Peter Dowdall: How to care for lychnis or ragged robin
The deeply lobed petals of this white ragged robin give it its rather ragged appearance from which it gets its common name. Picture: iStock
There's a plant that I always admire when I see it and then I always forget to get it for my own garden. Well, that was taken care of recently when I saw it in a garden centre and it has now made its way home to chez Peter.
Silene or Lychnis flos-cuculi is a bit of a tongue twister even for the most classically educated amongst us, but it is much more widely known by its far more attractive-sounding common name, ragged robin.
Native to Ireland, the UK and much of Europe it is not that common in the wild here anymore due to the unfortunate over-use of weedkillers and draining of marshy ground in agriculture. The species naturally occurs in wetlands and on riverbanks with a beautiful buff-pink flower but the one I was after was white in colour and that’s what I got, a cultivar named White Robin.
I’m going to plant it in front of a Camellia Brushfield’s Yellow and Prunus Otto Luyken and I hope that the dark green foliage of these shrubs will provide a good backdrop for the white blooms.
The ragged robin is flowering now and will continue the period of colour well into the summer as the Camellia and dwarf laurel have now finished. Next to all of this is soon to be a group of white Hydrangea Annabelle so I hope that the effect will be nice, fresh, simple and airy, I’ll keep you posted on its development.
CLIMATE & SUSTAINABILITY HUB
Numerous flower stems rise up from an untidy rosette of foliage at ground level.
Each flower stem will reach about 40cm in height and the overall effect of the plants is light and a bit unkempt but really, quite beautiful. It’s a plant which is valuable to many pollinating insects including butterflies bumblebees, long-tongued bees and hoverflies.

The petals are deeply lobed or cut giving it the ragged appearance from which it acquires its common name.
It’s a perennial plant and will spread quite easily when given the correct conditions but I really don’t think that you will object to this one making itself at home in your garden, I certainly won't for that’s exactly what I want it to do. Those correct conditions are damp or moisture-retentive soil of neutral or alkaline pH in full sun.
The soil where I am planting it isn’t that damp and so I will be adding plenty of organic material before planting and will mulch it quite deeply to try and conserve moisture around the plant.

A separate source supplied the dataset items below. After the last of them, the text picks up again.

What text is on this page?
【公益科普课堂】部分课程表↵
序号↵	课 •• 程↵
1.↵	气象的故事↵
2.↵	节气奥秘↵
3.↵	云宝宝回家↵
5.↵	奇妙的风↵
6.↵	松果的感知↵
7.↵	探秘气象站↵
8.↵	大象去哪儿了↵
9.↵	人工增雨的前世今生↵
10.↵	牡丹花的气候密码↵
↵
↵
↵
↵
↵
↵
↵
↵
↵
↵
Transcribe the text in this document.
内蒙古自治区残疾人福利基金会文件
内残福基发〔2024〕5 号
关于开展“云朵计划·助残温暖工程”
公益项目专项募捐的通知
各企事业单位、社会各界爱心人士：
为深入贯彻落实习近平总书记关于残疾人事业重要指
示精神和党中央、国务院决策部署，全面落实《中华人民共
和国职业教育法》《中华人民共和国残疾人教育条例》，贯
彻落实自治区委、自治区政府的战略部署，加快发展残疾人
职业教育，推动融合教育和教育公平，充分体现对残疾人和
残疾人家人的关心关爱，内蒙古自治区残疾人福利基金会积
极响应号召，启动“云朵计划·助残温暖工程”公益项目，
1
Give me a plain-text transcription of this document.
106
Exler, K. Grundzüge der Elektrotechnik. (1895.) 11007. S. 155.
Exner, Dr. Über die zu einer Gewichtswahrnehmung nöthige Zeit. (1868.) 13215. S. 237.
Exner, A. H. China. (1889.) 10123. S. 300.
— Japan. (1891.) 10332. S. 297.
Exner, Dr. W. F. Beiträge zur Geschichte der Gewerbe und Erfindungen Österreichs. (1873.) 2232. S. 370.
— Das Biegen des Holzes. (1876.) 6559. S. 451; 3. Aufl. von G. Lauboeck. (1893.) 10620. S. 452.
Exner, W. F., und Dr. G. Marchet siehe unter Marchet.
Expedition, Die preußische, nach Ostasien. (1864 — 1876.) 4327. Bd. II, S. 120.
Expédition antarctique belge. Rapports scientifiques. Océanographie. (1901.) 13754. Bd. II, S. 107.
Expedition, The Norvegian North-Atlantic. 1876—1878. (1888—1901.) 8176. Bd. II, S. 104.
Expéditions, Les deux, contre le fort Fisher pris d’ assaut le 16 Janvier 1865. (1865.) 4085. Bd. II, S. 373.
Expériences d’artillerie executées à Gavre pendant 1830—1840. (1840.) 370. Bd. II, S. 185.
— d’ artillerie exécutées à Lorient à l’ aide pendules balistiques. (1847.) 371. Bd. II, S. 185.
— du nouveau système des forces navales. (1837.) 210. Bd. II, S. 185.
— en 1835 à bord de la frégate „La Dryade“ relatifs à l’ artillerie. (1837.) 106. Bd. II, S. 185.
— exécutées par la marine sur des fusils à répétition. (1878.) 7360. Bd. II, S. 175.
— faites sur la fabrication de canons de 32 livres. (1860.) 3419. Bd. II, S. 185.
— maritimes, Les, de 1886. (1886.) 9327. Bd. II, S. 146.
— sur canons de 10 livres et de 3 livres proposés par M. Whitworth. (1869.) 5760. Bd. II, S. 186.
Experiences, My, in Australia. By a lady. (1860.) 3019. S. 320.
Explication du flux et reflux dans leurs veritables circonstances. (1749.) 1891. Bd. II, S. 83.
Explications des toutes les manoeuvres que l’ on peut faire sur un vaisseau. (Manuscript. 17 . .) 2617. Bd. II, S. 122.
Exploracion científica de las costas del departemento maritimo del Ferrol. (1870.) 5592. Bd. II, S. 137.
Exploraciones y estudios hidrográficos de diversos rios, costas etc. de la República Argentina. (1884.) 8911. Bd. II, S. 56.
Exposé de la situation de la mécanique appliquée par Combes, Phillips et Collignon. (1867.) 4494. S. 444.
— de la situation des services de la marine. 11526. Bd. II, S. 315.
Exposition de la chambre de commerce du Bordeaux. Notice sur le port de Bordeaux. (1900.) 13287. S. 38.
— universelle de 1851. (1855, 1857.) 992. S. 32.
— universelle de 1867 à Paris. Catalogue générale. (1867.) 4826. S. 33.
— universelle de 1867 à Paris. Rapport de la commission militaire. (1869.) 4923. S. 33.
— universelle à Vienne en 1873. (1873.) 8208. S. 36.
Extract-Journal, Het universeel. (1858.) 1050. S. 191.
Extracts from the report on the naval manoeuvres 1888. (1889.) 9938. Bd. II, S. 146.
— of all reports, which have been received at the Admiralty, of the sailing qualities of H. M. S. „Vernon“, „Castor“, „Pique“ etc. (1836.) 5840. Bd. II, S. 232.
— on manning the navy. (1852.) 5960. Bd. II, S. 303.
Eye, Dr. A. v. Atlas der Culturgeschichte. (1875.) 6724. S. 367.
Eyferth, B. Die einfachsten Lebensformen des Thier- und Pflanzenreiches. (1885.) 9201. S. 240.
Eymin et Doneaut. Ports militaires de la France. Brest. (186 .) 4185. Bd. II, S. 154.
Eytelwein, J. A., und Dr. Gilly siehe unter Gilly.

The soil here is erring on acidic and thus the organic matter that I add should be alkaline if possible so I will most likely try and source some mushroom compost, a great soil additive for texture as well as maintaining some alkalinity.
After that, I’m afraid my ragged robin is on its own, it will either thrive or not, I’m not the type of gardener that believes in molly-coddling my plants.
Knowing that lychnis can thrive in the wild as far north as Siberia, it shouldn’t suffer at all from any of the low temperatures that the Irish climate will throw at it and as it likes damp soils, it certainly won’t object to our heavy rains.
It has been, up to now an underrated perennial plant and perhaps this is because it is thought of as an untidy wildflower but thankfully wildflowers and their importance are undergoing their moment in the spotlight right now and we are all beginning to see the true beauty in their blooms. Designers in show gardens such as Chelsea, Bloom and I’m sure, Cork’s Mallow Home & Garden Festival will no doubt be using this plant throughout their show gardens for it really does work with the naturalistic planting stye that is very much en vogue right now.
If you are trying to establish a wildflower meadow then this lychnis is a good plant to introduce for it holds its own with other wildflowers, thriving in amongst grass, foxgloves and others with the possible exception of creeping buttercup which can suffocate it if allowed to get the upper hand.
Using plants already grown as opposed to seeds can be a good way to establish a meadow as they are easier, if more expensive, to establish and you can position to suit your desires instead of waiting to see what comes up and where. However, I think the most practical way to establish such an area is a mixture of both, using wildflower seed mixed in amongst some established plants.